2021 Year in Review: Cholangiocarcinoma — December 17, 2021

Results of a pilot study demonstrate the feasibility of ctDNA testing and the prognostic value of ctDNA following potentially curative resection in patients with pancreatic/biliary tract malignancies.

This pilot study was conducted to assess the potential role of ctDNA in identifying residual disease following surgical resection in patients with pancreatico-biliary malignancies—particularly the impact of the presence of ctDNA postcurative resection on patient outcomes (ie, relapse-free survival [RFS] and relapse rate). The results of the analysis were presented at the 2021 American Society of Clinical Oncology Annual Meeting.

The retrospective study included patients diagnosed with pancreatico-biliary malignancies who underwent molecular profiling using ctDNA following potentially curative resection. Baseline patient characteristics and molecular profiling outcomes, including mutant allele frequency (MAF), were identified. The primary objective was to determine the prevalence of ctDNA identification and its correlation with recurrence (RFS and relapse rate). The date of data cutoff was June 25, 2020.

The study enrolled a total of 11 patients with pancreatico-biliary malignancies with evaluable ctDNA postresection. Of the 8 biliary tract cancers, 4 had extrahepatic cholangiocarcinoma (CCA), 2 had ampulla, 1 had intrahepatic CCA, and 1 had gallbladder cancer. The median age of all 11 patients was 71.59 years. The majority of the participants were female (54.6%). Most patients were staged pT2 (45.45%), pN0 (54.55%), and R0 (63.64%).

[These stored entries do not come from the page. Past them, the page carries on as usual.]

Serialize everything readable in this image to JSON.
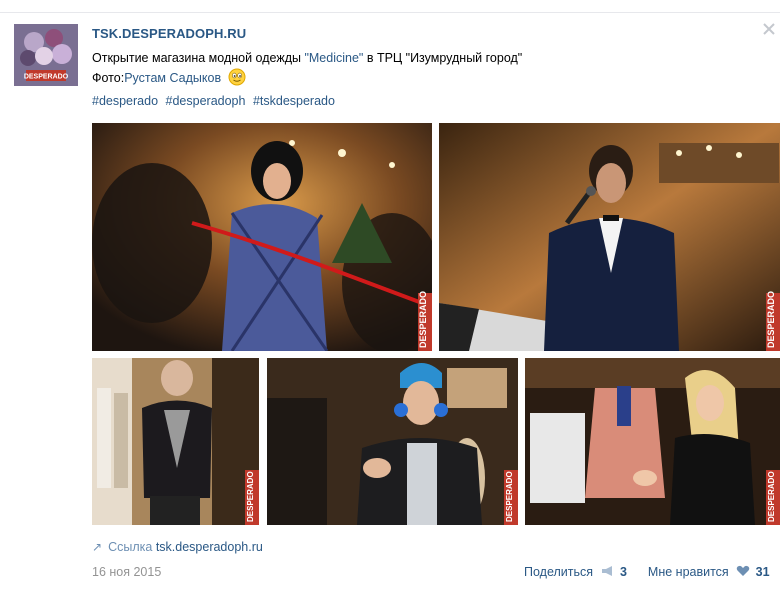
{
  "post": {
    "group_name": "TSK.DESPERADOPH.RU",
    "text_prefix": "Открытие магазина модной одежды ",
    "text_link1": "\"Medicine\"",
    "text_middle": " в ТРЦ \"Изумрудный город\"",
    "photo_label": "Фото:",
    "photo_author": "Рустам Садыков",
    "emoji": "smiling-face-emoji",
    "hashtags": [
      "#desperado",
      "#desperadoph",
      "#tskdesperado"
    ]
  },
  "watermark": "DESPERADO",
  "avatar_label": "DESPERADO",
  "link": {
    "label": "Ссылка",
    "url": "tsk.desperadoph.ru"
  },
  "footer": {
    "date": "16 ноя 2015",
    "share_label": "Поделиться",
    "share_count": "3",
    "like_label": "Мне нравится",
    "like_count": "31"
  },
  "colors": {
    "link": "#2a5885",
    "muted": "#939393",
    "watermark_bg": "#c0392b"
  }
}
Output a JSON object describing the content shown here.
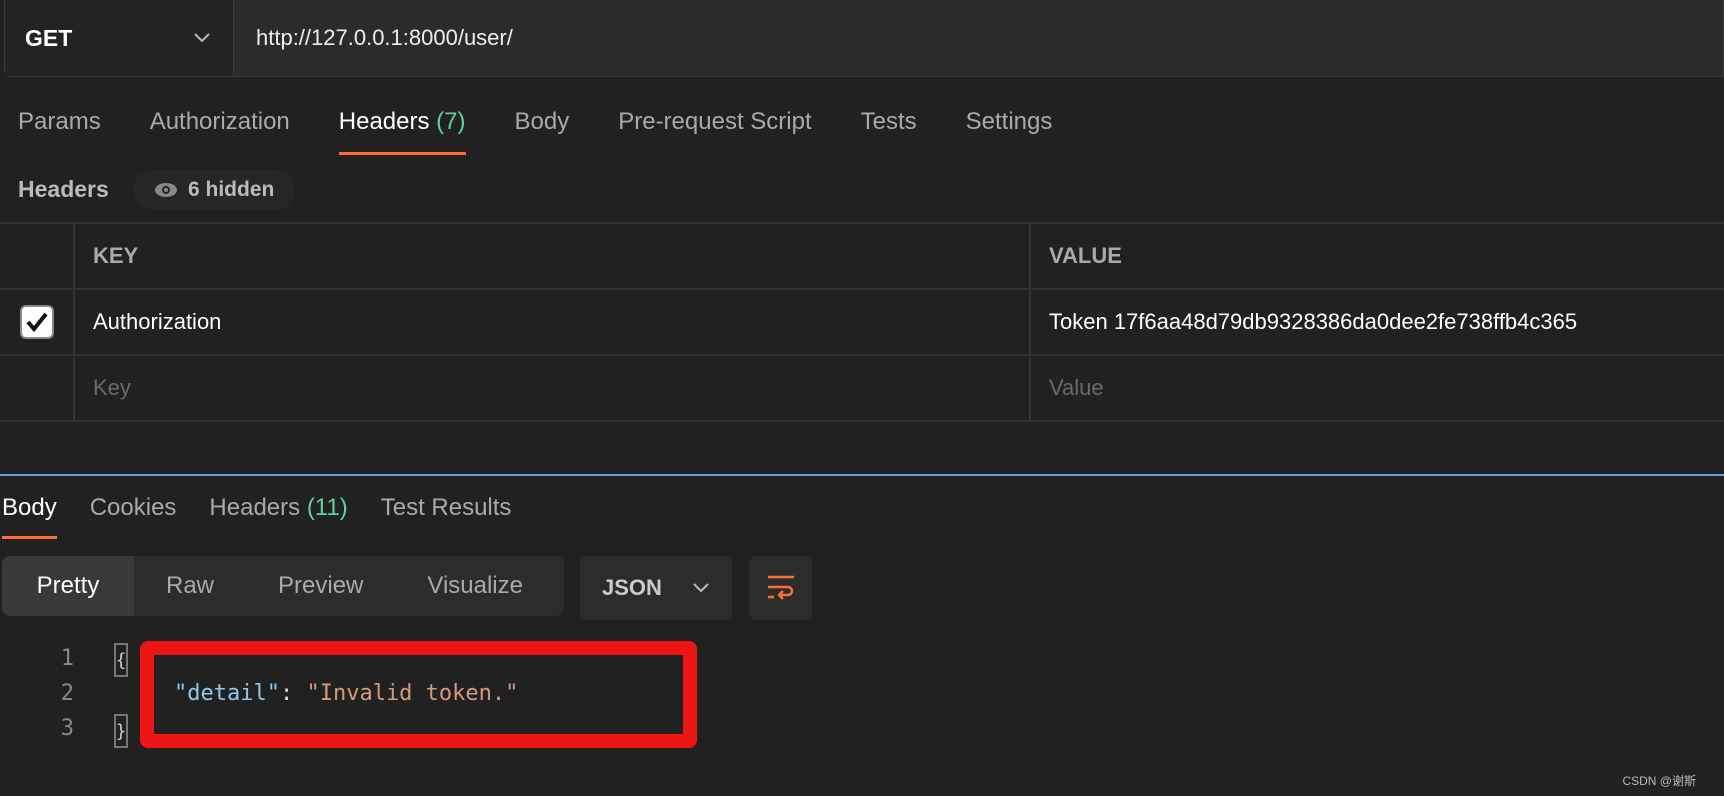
{
  "request": {
    "method": "GET",
    "url": "http://127.0.0.1:8000/user/"
  },
  "request_tabs": [
    {
      "label": "Params"
    },
    {
      "label": "Authorization"
    },
    {
      "label": "Headers",
      "count": "(7)"
    },
    {
      "label": "Body"
    },
    {
      "label": "Pre-request Script"
    },
    {
      "label": "Tests"
    },
    {
      "label": "Settings"
    }
  ],
  "headers_section": {
    "title": "Headers",
    "hidden": "6 hidden"
  },
  "headers_table": {
    "columns": [
      "KEY",
      "VALUE"
    ],
    "rows": [
      {
        "checked": true,
        "key": "Authorization",
        "value": "Token 17f6aa48d79db9328386da0dee2fe738ffb4c365"
      }
    ],
    "placeholder": {
      "key": "Key",
      "value": "Value"
    }
  },
  "response_tabs": [
    {
      "label": "Body"
    },
    {
      "label": "Cookies"
    },
    {
      "label": "Headers",
      "count": "(11)"
    },
    {
      "label": "Test Results"
    }
  ],
  "view_modes": [
    "Pretty",
    "Raw",
    "Preview",
    "Visualize"
  ],
  "format": "JSON",
  "code": {
    "line_numbers": [
      "1",
      "2",
      "3"
    ],
    "open": "{",
    "close": "}",
    "key": "\"detail\"",
    "colon": ": ",
    "value": "\"Invalid token.\""
  },
  "watermark": "CSDN @谢斯",
  "colors": {
    "accent": "#ff6c37",
    "count": "#5dd39e",
    "highlight": "#ee1515",
    "divider": "#6f9ee0"
  }
}
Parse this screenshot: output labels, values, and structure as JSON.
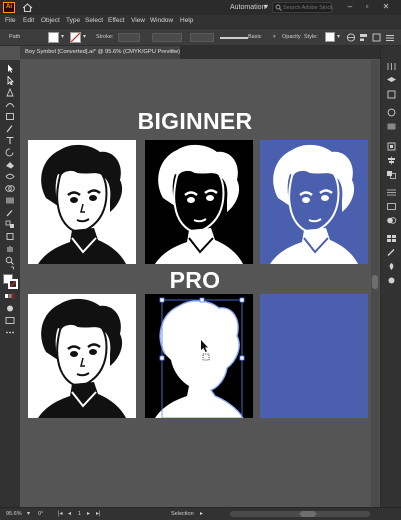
{
  "appbar": {
    "logo_text": "Ai",
    "workspace": "Automation",
    "search_placeholder": "Search Adobe Stock",
    "window_controls": [
      "minimize-icon",
      "maximize-icon",
      "close-icon"
    ]
  },
  "menu": [
    "File",
    "Edit",
    "Object",
    "Type",
    "Select",
    "Effect",
    "View",
    "Window",
    "Help"
  ],
  "controlbar": {
    "selection_label": "Path",
    "stroke_label": "Stroke:",
    "brush_label": "Basic",
    "opacity_label": "Opacity",
    "style_label": "Style:"
  },
  "document": {
    "tab_title": "Boy Symbol [Converted].ai* @ 95.6% (CMYK/GPU Preview)",
    "close": "×"
  },
  "canvas": {
    "heading_top": "BIGINNER",
    "heading_bottom": "PRO",
    "colors": {
      "white_panel": "#ffffff",
      "black_panel": "#000000",
      "blue_panel": "#4a5fae",
      "selection": "#5a80ff"
    }
  },
  "status": {
    "zoom": "95.6%",
    "rotation": "0°",
    "artboard": "1",
    "tool": "Selection"
  }
}
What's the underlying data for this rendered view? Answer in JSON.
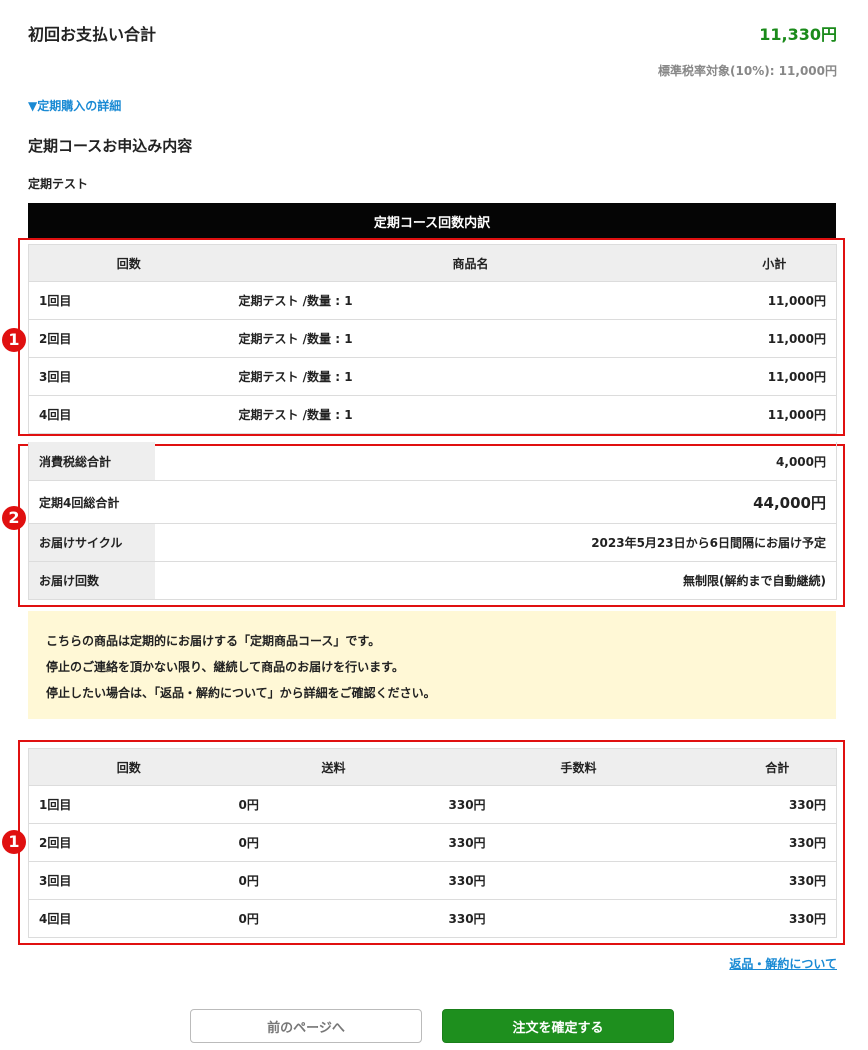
{
  "header": {
    "first_payment_label": "初回お支払い合計",
    "first_payment_amount": "11,330円",
    "tax_note": "標準税率対象(10%): 11,000円"
  },
  "detail_link": "▼定期購入の詳細",
  "course_section": {
    "title": "定期コースお申込み内容",
    "course_name": "定期テスト",
    "breakdown_title": "定期コース回数内訳"
  },
  "markers": {
    "one": "1",
    "two": "2"
  },
  "product_table": {
    "headers": [
      "回数",
      "商品名",
      "小計"
    ],
    "rows": [
      {
        "count": "1回目",
        "product": "定期テスト /数量 : 1",
        "subtotal": "11,000円"
      },
      {
        "count": "2回目",
        "product": "定期テスト /数量 : 1",
        "subtotal": "11,000円"
      },
      {
        "count": "3回目",
        "product": "定期テスト /数量 : 1",
        "subtotal": "11,000円"
      },
      {
        "count": "4回目",
        "product": "定期テスト /数量 : 1",
        "subtotal": "11,000円"
      }
    ]
  },
  "summary": {
    "tax_total_label": "消費税総合計",
    "tax_total_value": "4,000円",
    "grand_total_label": "定期4回総合計",
    "grand_total_value": "44,000円",
    "cycle_label": "お届けサイクル",
    "cycle_value": "2023年5月23日から6日間隔にお届け予定",
    "deliveries_label": "お届け回数",
    "deliveries_value": "無制限(解約まで自動継続)"
  },
  "notice": {
    "line1": "こちらの商品は定期的にお届けする「定期商品コース」です。",
    "line2": "停止のご連絡を頂かない限り、継続して商品のお届けを行います。",
    "line3": "停止したい場合は、「返品・解約について」から詳細をご確認ください。"
  },
  "fee_table": {
    "headers": [
      "回数",
      "送料",
      "手数料",
      "合計"
    ],
    "rows": [
      {
        "count": "1回目",
        "shipping": "0円",
        "fee": "330円",
        "total": "330円"
      },
      {
        "count": "2回目",
        "shipping": "0円",
        "fee": "330円",
        "total": "330円"
      },
      {
        "count": "3回目",
        "shipping": "0円",
        "fee": "330円",
        "total": "330円"
      },
      {
        "count": "4回目",
        "shipping": "0円",
        "fee": "330円",
        "total": "330円"
      }
    ]
  },
  "return_link": "返品・解約について",
  "buttons": {
    "back": "前のページへ",
    "confirm": "注文を確定する"
  },
  "colors": {
    "accent_green": "#1e8f1e",
    "link_blue": "#1a8ad4",
    "annotation_red": "#e01010",
    "notice_bg": "#fff8d6"
  }
}
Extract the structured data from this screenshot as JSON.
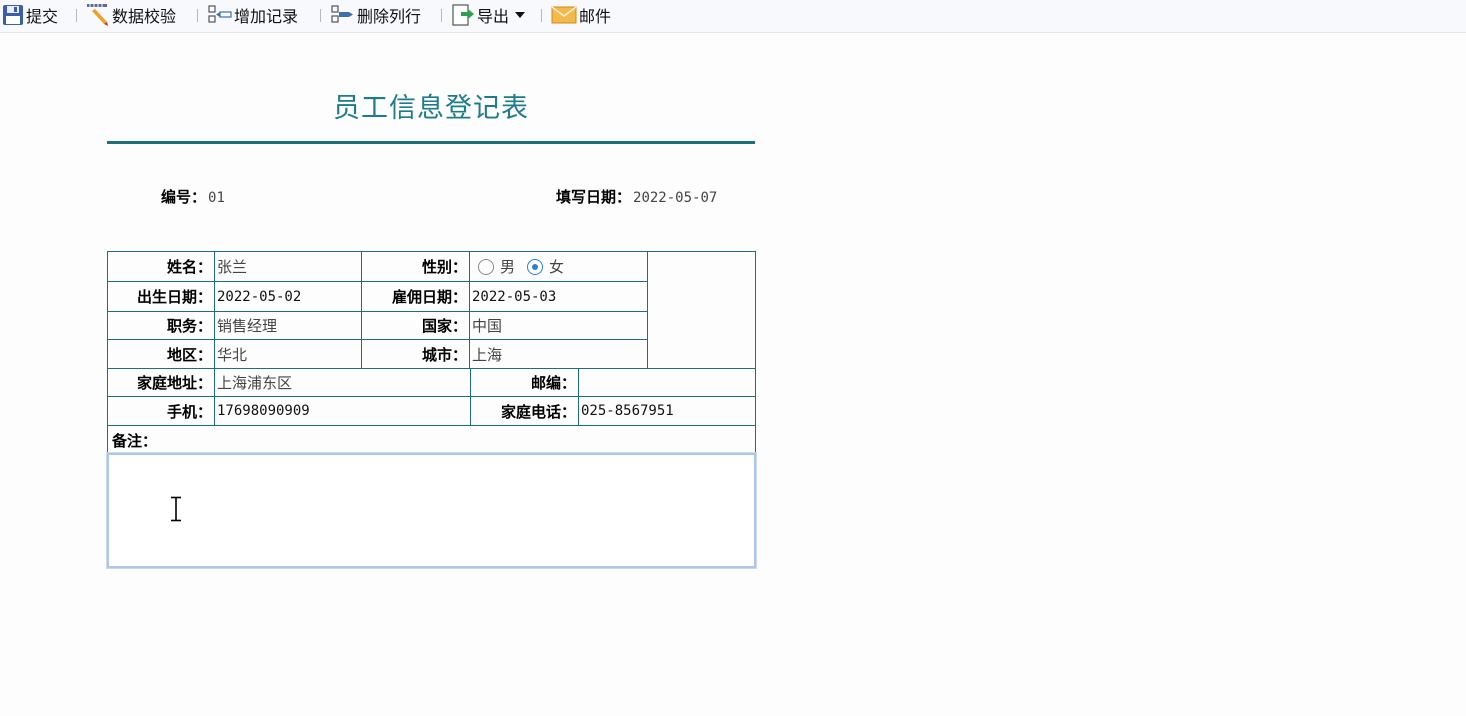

At a median follow-up of 11.15 months, the median RFS was 11.43 months; the median overall survival was not reached. Of the 11 samples that had ctDNA data, the presence of ctDNA was detected in 3 (27.27%) samples. Genetic alterations identified in these 3 samples included fusion, TP53 mutation, CHEK2 mutation, and IDH2 mutation. The mean maximum MAF was 1.47 (2 in biliary and 0.43 in pancreas). Overall, 72.73% of the samples had variants of unknown significance.

A trend toward increased relapse risk was observed in patients with ctDNA that was present postresection compared with those with no ctDNA, which did not reach statistical significance (median RFS, 11.44 months vs 10.87 months, respectively; hazard ratio, 2.64). The estimated relapse rate was 37.5% in patients with no ctDNA compared with 66.67% in patients who had ctDNA present. The median RFS was longer in patients with no ctDNA (11.44 vs 10.87 months in those with ctDNA present).

These results demonstrate the feasibility of ctDNA testing following potentially curative resection and the prognostic value of ctDNA in pancreatic/biliary malignancies. Additional studies are warranted to confirm these results.

Source: Lamarca A, McNamara MG, Hubner R, Valle JW. Role of ctDNA to predict risk of recurrence following potentially curative resection of biliary tract and pancreatic malignancies. J Clin Oncol. 2021;39(suppl_3):336-336.